Adoptees and their Sense of Self – “Where do I fit in?”

Adopted children and adults have as sense of vulnerability that many in the non-adopted world do not have.

This vulnerability comes from being removed from their biological family and then not being fully anchored in a family.

This type of vulnerability is different than the type that allows a person to be open and share their heart-space with another person.

The Adoptee’s feeling of vulnerability is like being a fawn that has strayed from it’s mother and has hungry wolves circling about.  The fawn can not see the mother and they don’t want to run from fear of immediate death. So, they remain frozen in place hoping their mother will come and rescue them. She never does and the wolves keep drooling….

fawn
“Where is my mother?”

 

This vulnerability in an adoptee’s life causes several different and complex issues.

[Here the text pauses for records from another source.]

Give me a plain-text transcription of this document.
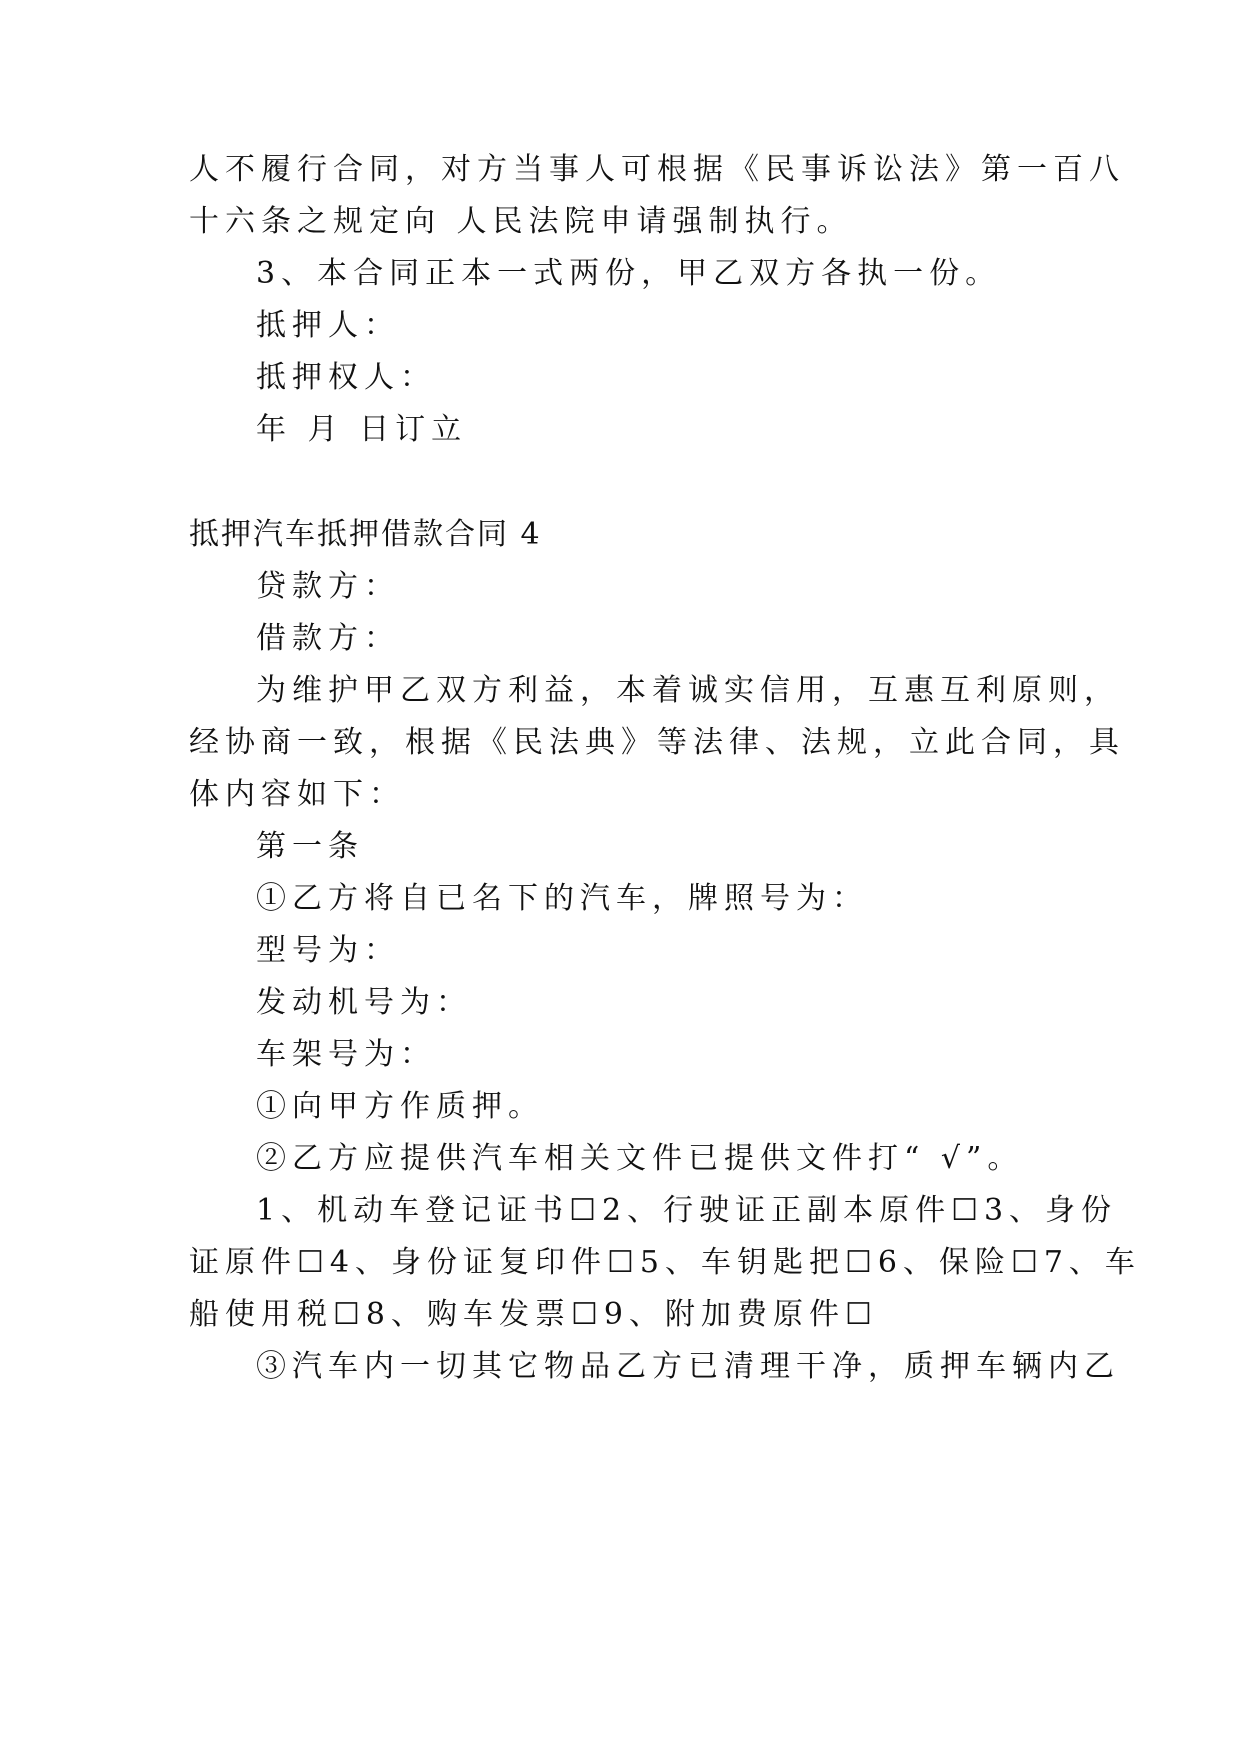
人不履行合同，对方当事人可根据《民事诉讼法》第一百八
十六条之规定向 人民法院申请强制执行。
3、本合同正本一式两份，甲乙双方各执一份。
抵押人：
抵押权人：
年 月 日订立
抵押汽车抵押借款合同 4
贷款方：
借款方：
为维护甲乙双方利益，本着诚实信用，互惠互利原则，
经协商一致，根据《民法典》等法律、法规，立此合同，具
体内容如下：
第一条
①乙方将自已名下的汽车，牌照号为：
型号为：
发动机号为：
车架号为：
①向甲方作质押。
②乙方应提供汽车相关文件已提供文件打“ √”。
1、机动车登记证书☐2、行驶证正副本原件☐3、身份
证原件☐4、身份证复印件☐5、车钥匙把☐6、保险☐7、车
船使用税☐8、购车发票☐9、附加费原件☐
③汽车内一切其它物品乙方已清理干净，质押车辆内乙
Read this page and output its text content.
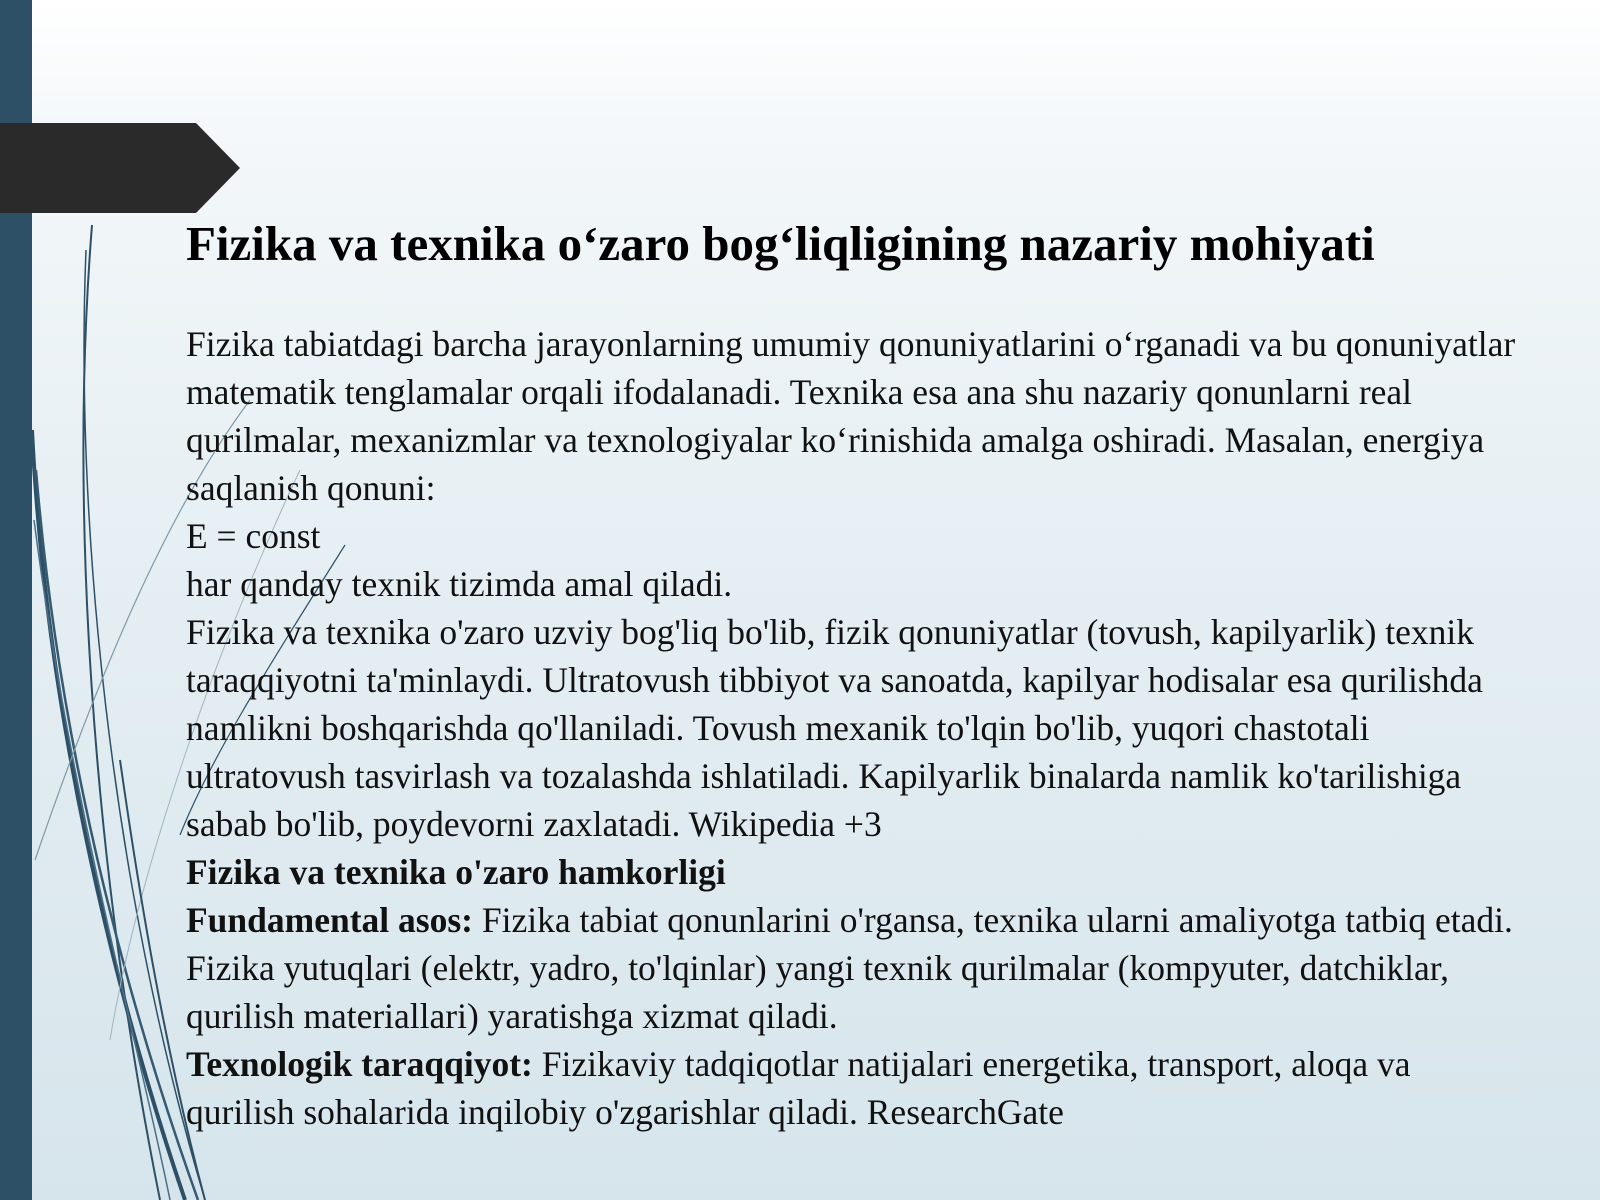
Fizika va texnika o‘zaro bog‘liqligining nazariy mohiyati

Fizika tabiatdagi barcha jarayonlarning umumiy qonuniyatlarini o‘rganadi va bu qonuniyatlar matematik tenglamalar orqali ifodalanadi. Texnika esa ana shu nazariy qonunlarni real qurilmalar, mexanizmlar va texnologiyalar ko‘rinishida amalga oshiradi. Masalan, energiya saqlanish qonuni:

E = const

har qanday texnik tizimda amal qiladi.

Fizika va texnika o'zaro uzviy bog'liq bo'lib, fizik qonuniyatlar (tovush, kapilyarlik) texnik taraqqiyotni ta'minlaydi. Ultratovush tibbiyot va sanoatda, kapilyar hodisalar esa qurilishda namlikni boshqarishda qo'llaniladi. Tovush mexanik to'lqin bo'lib, yuqori chastotali ultratovush tasvirlash va tozalashda ishlatiladi. Kapilyarlik binalarda namlik ko'tarilishiga sabab bo'lib, poydevorni zaxlatadi. Wikipedia +3

Fizika va texnika o'zaro hamkorligi

Fundamental asos: Fizika tabiat qonunlarini o'rgansa, texnika ularni amaliyotga tatbiq etadi. Fizika yutuqlari (elektr, yadro, to'lqinlar) yangi texnik qurilmalar (kompyuter, datchiklar, qurilish materiallari) yaratishga xizmat qiladi.

Texnologik taraqqiyot: Fizikaviy tadqiqotlar natijalari energetika, transport, aloqa va qurilish sohalarida inqilobiy o'zgarishlar qiladi. ResearchGate
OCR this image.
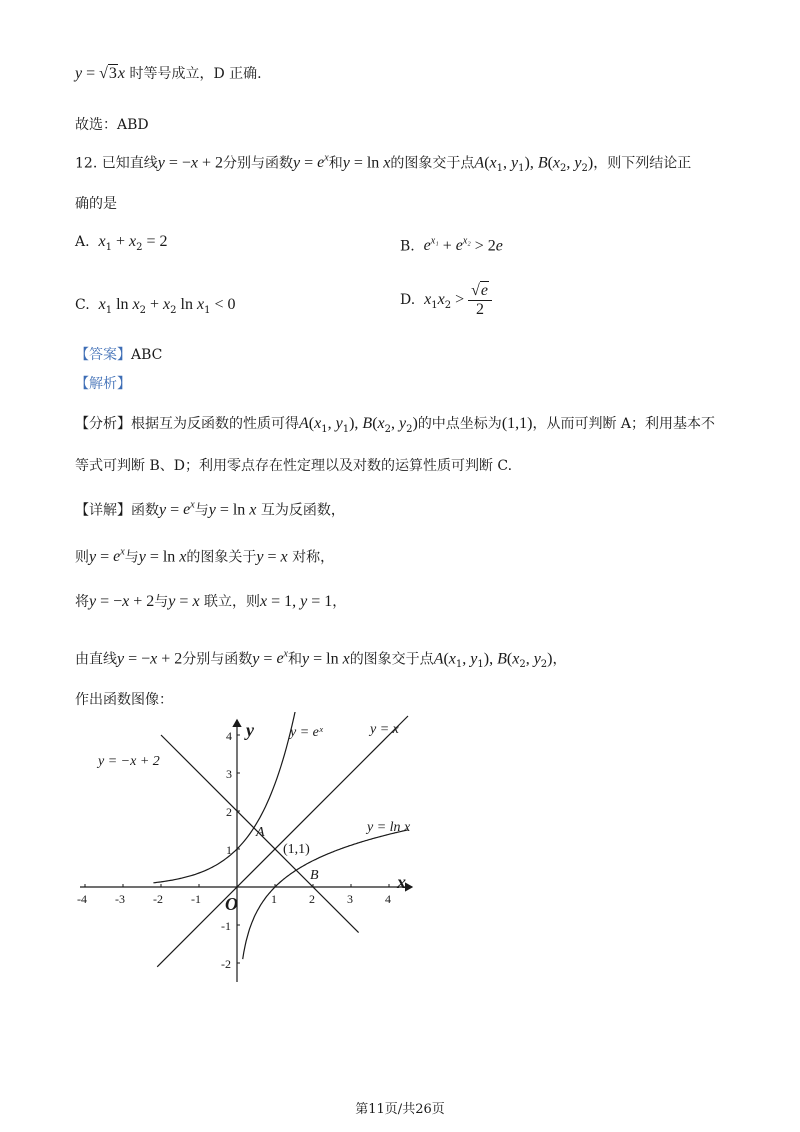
y = √3x 时等号成立，D 正确.
故选：ABD
12. 已知直线y = −x + 2分别与函数$y = e^x$和y = ln x的图象交于点$A(x_1$, $y_1$), $B(x_2$, $y_2$)，则下列结论正
确的是
A. $x_1 + x_2 = 2$	B. $e^{x_1} + e^{x_2} > 2e$
C. $x_1$ $\ln x_2 + x_2$ $\ln x_1 < 0$	D. $x_1x_2 > \frac{√e}{2}$
【答案】ABC
【解析】
【分析】根据互为反函数的性质可得$A(x_1$, $y_1$), $B(x_2$, $y_2$)的中点坐标为(1,1)，从而可判断 A；利用基本不
等式可判断 B、D；利用零点存在性定理以及对数的运算性质可判断 C.
【详解】函数$y = e^x$与y = ln x 互为反函数，
则$y = e^x$与y = ln x的图象关于y = x 对称，
将y = −x + 2与y = x 联立，则x = 1, y = 1，
由直线y = −x + 2分别与函数$y = e^x$和y = ln x的图象交于点$A(x_1$, $y_1$), $B(x_2$, $y_2$)，
作出函数图像：
-4 -3 -2 -1	1	2	3	4
4
3
2
1
-1
-2
y = −x + 2
y = eˣ	y = x
y = ln x
A
B
(1,1)
O
x
y
第11页/共26页
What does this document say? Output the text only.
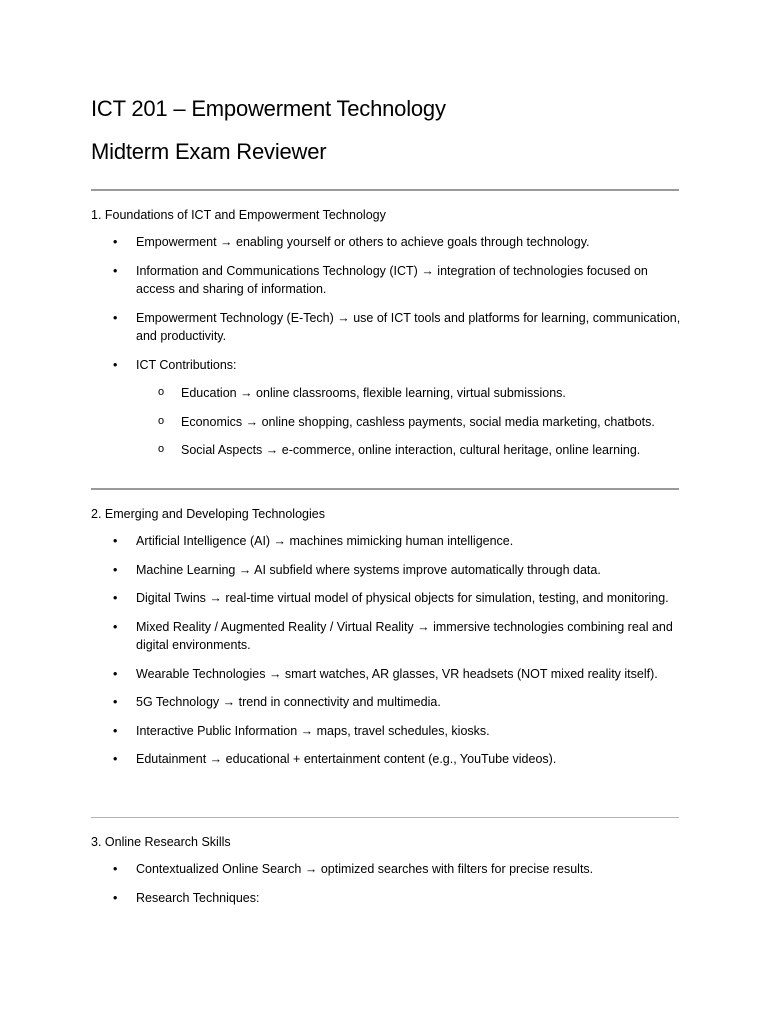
ICT 201 – Empowerment Technology
Midterm Exam Reviewer
1. Foundations of ICT and Empowerment Technology
• Empowerment → enabling yourself or others to achieve goals through technology.
• Information and Communications Technology (ICT) → integration of technologies focused on access and sharing of information.
• Empowerment Technology (E-Tech) → use of ICT tools and platforms for learning, communication, and productivity.
• ICT Contributions:
o Education → online classrooms, flexible learning, virtual submissions.
o Economics → online shopping, cashless payments, social media marketing, chatbots.
o Social Aspects → e-commerce, online interaction, cultural heritage, online learning.
2. Emerging and Developing Technologies
• Artificial Intelligence (AI) → machines mimicking human intelligence.
• Machine Learning → AI subfield where systems improve automatically through data.
• Digital Twins → real-time virtual model of physical objects for simulation, testing, and monitoring.
• Mixed Reality / Augmented Reality / Virtual Reality → immersive technologies combining real and digital environments.
• Wearable Technologies → smart watches, AR glasses, VR headsets (NOT mixed reality itself).
• 5G Technology → trend in connectivity and multimedia.
• Interactive Public Information → maps, travel schedules, kiosks.
• Edutainment → educational + entertainment content (e.g., YouTube videos).
3. Online Research Skills
• Contextualized Online Search → optimized searches with filters for precise results.
• Research Techniques:
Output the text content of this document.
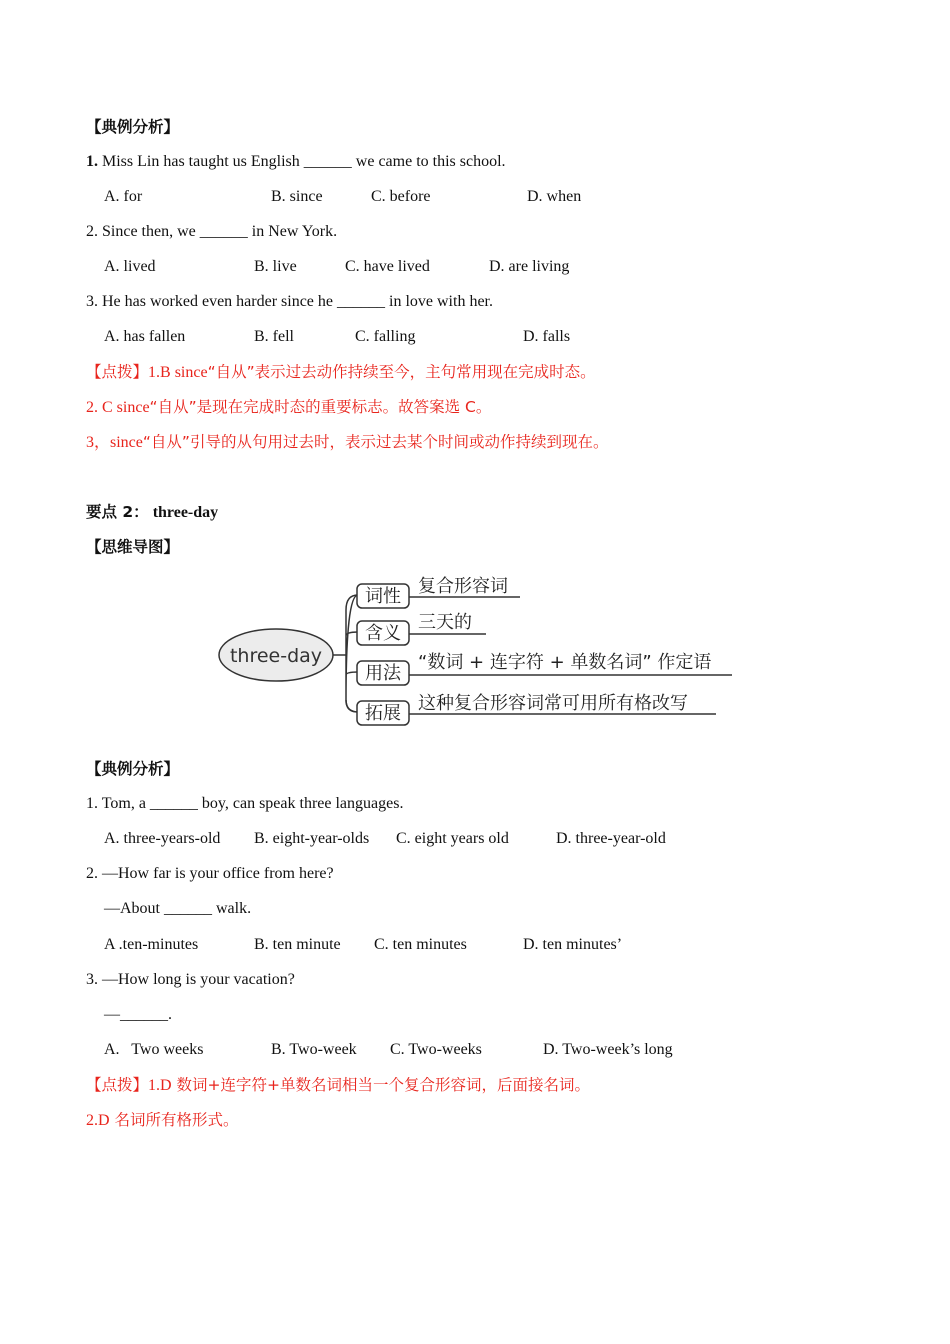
【典例分析】
1. Miss Lin has taught us English ______ we came to this school.
A. for	B. since	C. before	D. when
2. Since then, we ______ in New York.
A. lived	B. live	C. have lived	D. are living
3. He has worked even harder since he ______ in love with her.
A. has fallen	B. fell	C. falling	D. falls
【点拨】1.B since“自从”表示过去动作持续至今，主句常用现在完成时态。
2. C since“自从”是现在完成时态的重要标志。故答案选 C。
3，since“自从”引导的从句用过去时，表示过去某个时间或动作持续到现在。
要点 2： three-day
【思维导图】
three-day
词性 复合形容词
含义
三天的
用法
“数词 + 连字符 + 单数名词” 作定语
拓展 这种复合形容词常可用所有格改写
【典例分析】
1. Tom, a ______ boy, can speak three languages.
A. three-years-old B. eight-year-olds C. eight years old	D. three-year-old
2. —How far is your office from here?
—About ______ walk.
A .ten-minutes	B. ten minute C. ten minutes	D. ten minutes’
3. —How long is your vacation?
—______.
A.   Two weeks	B. Two-week C. Two-weeks	D. Two-week’s long
【点拨】1.D 数词+连字符+单数名词相当一个复合形容词，后面接名词。
2.D 名词所有格形式。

  1. Adopted children and adults sometimes have difficulty assimilating into friendships, classrooms, peer groups and relating to adults. This difficulty can be from poor boundaries due to presenting as a “needy” child.  A child who craves attention and will be the class clown or the class ’emo child’ in order to meet their need for attention. Remember, negative attention, is still attention. This need can come from not feeling like they fit in and they feel different than others.
  2. Adopted children and adults can have low self esteem. Low self esteem is a lack of confidence and negative feelings about oneself that stems from feelings of being unlovable, (“My own mother didn’t want me, no one can love me…”), feelings of being awkward (“I don’t look like anyone….I feel out of place,”) and feelings of not fitting in (“I don’t know who I am….or where I came from,”).  All of these feelings and insecurities can lead to the child, who later is an adult, to feel “less than,” and if they have anything to contribute in their lives.
  3. Adopted children and adults can carry around an extremely heavy back-pack of guilt! Guilt stems form not feeling “good enough” to be in their adopted family, or feeling so resentful about being in their adopted family that they feel guilty about their feelings.  (Sometimes, they have been told they should be “grateful that they were so lucky to be chosen to be part of their family,”) and if they DO NOT feel grateful or lucky or chosen, they may feel guilty for NOT feeling this way. It is confusing and complex and so unfair to the adoptee.
  4. Adopted children and adults struggle in relationship with themselves. Every person has a self-relationship. Sometimes, adoptees have a difficult time feeling like a person in their own skin. Not looking like others. Not relating to the family with whom the adoptee lives. Not knowing where you came from. Looking at every stranger on the street to see if they resemble you.  All these behaviors, and a myriad of others cause the adoptee to struggle with their relationship with themselves as a human being.Issues 1 – 4 cause a damaged sense of self that seems devastating to the adoptee.                                                                                                                                                                  What can be done to help the adoptee feel as though they can have a place in the world and be able to assimilate into their lives, find happiness and find themselves.

Here are some ideas:

  1. If the adoptee wants to search for their story, help them. Please do not say things such as “are you not happy with your (adopted) family?”
  2. If you are an adopting parent, tell them the truth or whatever you may know, about their family of origin. Do not keep secrets.  Secrets are so damaging.
  3. Validate their feelings. Do not say things such as, “you shouldn’t feel that way,” or “you are such a good person, you can get over this adopted thing,” or “but, you were a baby when you were adopted, you can’t possibly remember anything..”
  4. DO SAY, “I will drive you to an Adoptee Connect support group and wait outside for you when you are done.”  Or, “”I will read the Primal Wound so I can understand you better,” or “I will help you figure out your DNA family tree on Ancestry.com” or “I will sit with you and listen as long as you need me to,” or “I will never leave you” (THIS “not leaving” ONE IS HUGE).

Having a sense of self, of who you are as a human, how you walk around the planet and how you interact with others is an important part of life, one that adopted people have a difficult time defining and finding. Be patient with adoptees as the navigate the waters of “who am I?” We go about things a lot differently than the average person, and we struggle to figure out who we are. But, once we can trust you and that you are worthy of our love, you will find that an adoptee can be the most loyal person you can find.

The reason we are loyal?  We know what it is like to be given away and we do not want to do ever leave behind someone we love.